Five distinct generations of sisters

This story appears in the #nunintheworld feature series. View the full series.

Read the other articles about this symposium here.

Sometimes, no matter how fascinating the conference, the most illuminating things are those said during the breaks, over coffee or lunch, or even out later.

The Nun in the World conference is no exception.

May 7-9, “The Nun in the World: Catholic Sisters and Vatican II” brings together women religious, historians and scholars for an international symposium at the University of Notre Dame’s London Global Gateway campus. The conference is hosted by Notre Dame’s Cushwa Center for the Study of American Catholicism.

Even at a symposium studying the effect of the Second Vatican Council on women religious, it is difficult to overstate the effect the council had. Fifty years later, Catholics are still discovering – and often arguing over – those effects, how the council documents should be interpreted and what the whole business means. For those who are not Catholic, it must be even more bewildering.

But I’ve learned over the years that sometimes the best way to tell a very large story is by focusing on something very small. And that’s what I heard today as I sat with a group of sisters enjoying lunch.

The four, all different ages and from different communities in different parts of the country, were talking about how differently Vatican II is viewed by different members of their community.

And it’s a lot more complicated than just those who entered religious life pre-Vatican II and those who entered after.

Because there are those sisters who entered Pre-Vatican II and learned a way of religious life that later changed dramatically after the council. There are those who contemplated religious life in the Pre-Vatican II era but joined after, only to discover the life they thought they were joining had become something very different.

Then there are those who were in formation during the changes themselves – one sister described it as “utter chaos” – who have yet another view of that period.

Then there are sisters who had considered religious life but did not join until the changes brought by Vatican II made consecration what they were looking for. They see the council as something that made religious life possible for them.

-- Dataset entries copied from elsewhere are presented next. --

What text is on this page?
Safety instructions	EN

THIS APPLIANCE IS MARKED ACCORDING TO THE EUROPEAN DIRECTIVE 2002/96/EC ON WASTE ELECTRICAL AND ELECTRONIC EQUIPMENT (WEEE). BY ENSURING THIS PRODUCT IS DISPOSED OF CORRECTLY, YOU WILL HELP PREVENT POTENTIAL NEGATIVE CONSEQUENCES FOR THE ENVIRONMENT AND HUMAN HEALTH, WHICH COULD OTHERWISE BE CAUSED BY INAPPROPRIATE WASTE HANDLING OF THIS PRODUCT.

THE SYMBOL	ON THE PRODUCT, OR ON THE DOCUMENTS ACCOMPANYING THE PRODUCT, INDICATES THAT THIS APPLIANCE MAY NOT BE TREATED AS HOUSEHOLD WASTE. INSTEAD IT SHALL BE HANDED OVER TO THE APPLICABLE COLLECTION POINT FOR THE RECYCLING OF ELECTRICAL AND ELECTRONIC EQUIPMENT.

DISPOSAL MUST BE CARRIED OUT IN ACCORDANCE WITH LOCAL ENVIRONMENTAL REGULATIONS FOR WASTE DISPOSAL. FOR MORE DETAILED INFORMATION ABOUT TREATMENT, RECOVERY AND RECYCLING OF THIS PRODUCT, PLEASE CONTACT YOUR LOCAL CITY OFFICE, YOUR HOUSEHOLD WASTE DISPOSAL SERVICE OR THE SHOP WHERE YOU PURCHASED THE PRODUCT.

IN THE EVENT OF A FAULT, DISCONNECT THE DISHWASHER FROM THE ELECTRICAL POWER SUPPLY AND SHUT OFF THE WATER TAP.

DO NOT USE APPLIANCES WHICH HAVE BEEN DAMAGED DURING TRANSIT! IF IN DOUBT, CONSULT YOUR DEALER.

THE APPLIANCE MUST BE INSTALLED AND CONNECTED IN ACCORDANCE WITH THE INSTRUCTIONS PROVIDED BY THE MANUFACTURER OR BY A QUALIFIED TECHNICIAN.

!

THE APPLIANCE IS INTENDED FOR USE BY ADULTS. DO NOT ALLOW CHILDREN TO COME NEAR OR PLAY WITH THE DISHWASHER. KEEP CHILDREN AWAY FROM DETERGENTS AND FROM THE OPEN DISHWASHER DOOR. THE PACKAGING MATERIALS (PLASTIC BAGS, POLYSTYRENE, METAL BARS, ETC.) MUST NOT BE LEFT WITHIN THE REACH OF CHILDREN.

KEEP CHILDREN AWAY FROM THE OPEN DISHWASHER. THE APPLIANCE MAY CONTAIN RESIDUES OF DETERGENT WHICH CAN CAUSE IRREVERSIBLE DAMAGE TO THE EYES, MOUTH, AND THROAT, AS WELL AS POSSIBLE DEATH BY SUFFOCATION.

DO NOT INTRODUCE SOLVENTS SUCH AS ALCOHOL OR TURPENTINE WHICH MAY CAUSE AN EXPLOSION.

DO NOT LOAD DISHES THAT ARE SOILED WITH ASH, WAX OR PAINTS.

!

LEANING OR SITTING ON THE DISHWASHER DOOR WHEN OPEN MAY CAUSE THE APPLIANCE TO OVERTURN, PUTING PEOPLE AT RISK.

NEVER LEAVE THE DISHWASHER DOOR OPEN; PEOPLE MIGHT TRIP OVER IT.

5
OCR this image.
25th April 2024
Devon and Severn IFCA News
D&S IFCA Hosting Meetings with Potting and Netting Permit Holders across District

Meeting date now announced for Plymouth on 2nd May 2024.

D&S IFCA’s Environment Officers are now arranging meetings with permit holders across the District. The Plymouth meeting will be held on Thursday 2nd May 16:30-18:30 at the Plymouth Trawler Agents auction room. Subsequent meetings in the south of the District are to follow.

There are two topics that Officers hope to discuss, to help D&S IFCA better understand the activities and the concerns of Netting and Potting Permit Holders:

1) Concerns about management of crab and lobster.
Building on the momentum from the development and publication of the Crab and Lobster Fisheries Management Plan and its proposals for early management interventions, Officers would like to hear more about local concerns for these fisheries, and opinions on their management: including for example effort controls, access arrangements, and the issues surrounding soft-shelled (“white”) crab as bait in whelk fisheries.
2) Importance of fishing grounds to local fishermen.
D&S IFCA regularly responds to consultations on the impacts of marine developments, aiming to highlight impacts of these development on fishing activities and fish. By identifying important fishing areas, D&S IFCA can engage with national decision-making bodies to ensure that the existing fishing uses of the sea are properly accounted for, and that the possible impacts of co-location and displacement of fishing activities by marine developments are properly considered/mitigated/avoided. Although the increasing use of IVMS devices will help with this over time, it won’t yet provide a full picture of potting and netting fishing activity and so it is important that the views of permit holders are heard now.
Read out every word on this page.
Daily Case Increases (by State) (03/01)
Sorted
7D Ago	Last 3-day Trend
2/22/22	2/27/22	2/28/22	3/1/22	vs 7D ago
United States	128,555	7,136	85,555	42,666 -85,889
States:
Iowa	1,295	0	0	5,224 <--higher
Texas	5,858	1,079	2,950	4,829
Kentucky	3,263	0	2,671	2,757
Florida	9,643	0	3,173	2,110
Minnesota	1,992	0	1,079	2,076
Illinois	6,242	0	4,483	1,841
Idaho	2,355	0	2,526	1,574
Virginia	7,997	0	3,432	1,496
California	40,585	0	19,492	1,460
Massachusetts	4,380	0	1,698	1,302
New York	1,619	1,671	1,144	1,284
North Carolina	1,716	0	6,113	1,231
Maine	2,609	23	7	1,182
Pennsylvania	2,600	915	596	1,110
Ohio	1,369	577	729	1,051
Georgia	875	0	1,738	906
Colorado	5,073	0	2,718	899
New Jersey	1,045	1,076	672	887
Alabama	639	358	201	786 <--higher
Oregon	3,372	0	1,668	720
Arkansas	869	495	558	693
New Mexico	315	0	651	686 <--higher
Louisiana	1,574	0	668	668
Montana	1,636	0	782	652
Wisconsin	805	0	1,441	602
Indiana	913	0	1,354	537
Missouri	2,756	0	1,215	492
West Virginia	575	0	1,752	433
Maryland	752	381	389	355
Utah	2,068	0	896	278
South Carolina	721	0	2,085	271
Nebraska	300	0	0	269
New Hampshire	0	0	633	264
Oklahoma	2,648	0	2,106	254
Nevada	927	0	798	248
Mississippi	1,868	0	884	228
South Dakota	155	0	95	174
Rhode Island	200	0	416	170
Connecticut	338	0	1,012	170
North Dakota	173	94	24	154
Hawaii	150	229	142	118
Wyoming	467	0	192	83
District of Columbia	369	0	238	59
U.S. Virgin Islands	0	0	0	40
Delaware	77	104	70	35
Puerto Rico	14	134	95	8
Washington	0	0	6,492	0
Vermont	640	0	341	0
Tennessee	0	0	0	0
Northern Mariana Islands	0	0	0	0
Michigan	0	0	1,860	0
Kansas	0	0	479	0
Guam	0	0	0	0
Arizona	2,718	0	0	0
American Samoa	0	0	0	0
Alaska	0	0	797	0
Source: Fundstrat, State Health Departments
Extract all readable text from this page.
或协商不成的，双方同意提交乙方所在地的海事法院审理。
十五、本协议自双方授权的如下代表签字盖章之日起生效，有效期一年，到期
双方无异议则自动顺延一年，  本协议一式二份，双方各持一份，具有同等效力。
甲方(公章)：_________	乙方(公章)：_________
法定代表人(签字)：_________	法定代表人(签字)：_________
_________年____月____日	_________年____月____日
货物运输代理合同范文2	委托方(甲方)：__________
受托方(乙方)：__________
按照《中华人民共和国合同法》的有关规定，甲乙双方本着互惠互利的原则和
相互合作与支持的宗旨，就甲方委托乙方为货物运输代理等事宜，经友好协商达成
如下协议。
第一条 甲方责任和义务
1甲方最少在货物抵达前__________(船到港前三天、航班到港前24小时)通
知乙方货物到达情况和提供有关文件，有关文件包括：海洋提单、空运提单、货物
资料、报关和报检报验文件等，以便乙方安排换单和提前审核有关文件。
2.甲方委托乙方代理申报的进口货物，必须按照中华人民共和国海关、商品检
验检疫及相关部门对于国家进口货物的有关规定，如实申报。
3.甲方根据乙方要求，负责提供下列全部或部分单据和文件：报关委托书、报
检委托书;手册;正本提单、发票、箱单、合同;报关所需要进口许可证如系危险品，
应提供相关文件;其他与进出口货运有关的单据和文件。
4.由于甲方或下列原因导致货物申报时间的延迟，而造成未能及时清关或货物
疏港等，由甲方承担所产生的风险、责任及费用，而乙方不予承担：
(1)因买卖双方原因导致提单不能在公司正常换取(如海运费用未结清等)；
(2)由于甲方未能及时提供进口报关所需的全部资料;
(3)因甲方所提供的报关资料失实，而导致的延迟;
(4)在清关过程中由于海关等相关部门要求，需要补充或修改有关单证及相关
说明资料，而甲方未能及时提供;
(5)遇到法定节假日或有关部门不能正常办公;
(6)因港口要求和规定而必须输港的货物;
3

Finally, there are sisters who joined after Vatican II who knew nothing of religious life beforehand – and who wondered what all the fuss was about.

“I realized there are five distinct generations of sisters,” one sister said, “and yet they’re all just a few years apart in age.”

One small statement, yet it encapsulated the whole, gigantic issue.

The crux of the matter, of course, is that it’s not really Vatican II that’s at issue at all – the council was only the fulcrum. What they’re really talking about is religious life and what it means, because at least for Catholic sisters in the United States, Vatican II – rightly or wrongly – fundamentally changed what it means to be women religious.

Were those changes good? Were they bad? What do they mean for the future? Fifty years later, the vast majority of Catholics – consecrated or not – would say the changes for the church were good, and the vast majority of Catholic sisters would say the changes for women religious were very good.

But we’re still trying to figure out what those changes – the ones embraced universally, the ones embraced only by some, and the ones that have fallen by the wayside – will mean to for the future.

What we know so far – and this finally came into full focus for me today over tiny sandwiches and goat-cheese tarts – is just how big and how complex it all is. And maybe what we’ve learned most of all is how little we really know: Usually the first step toward true understanding.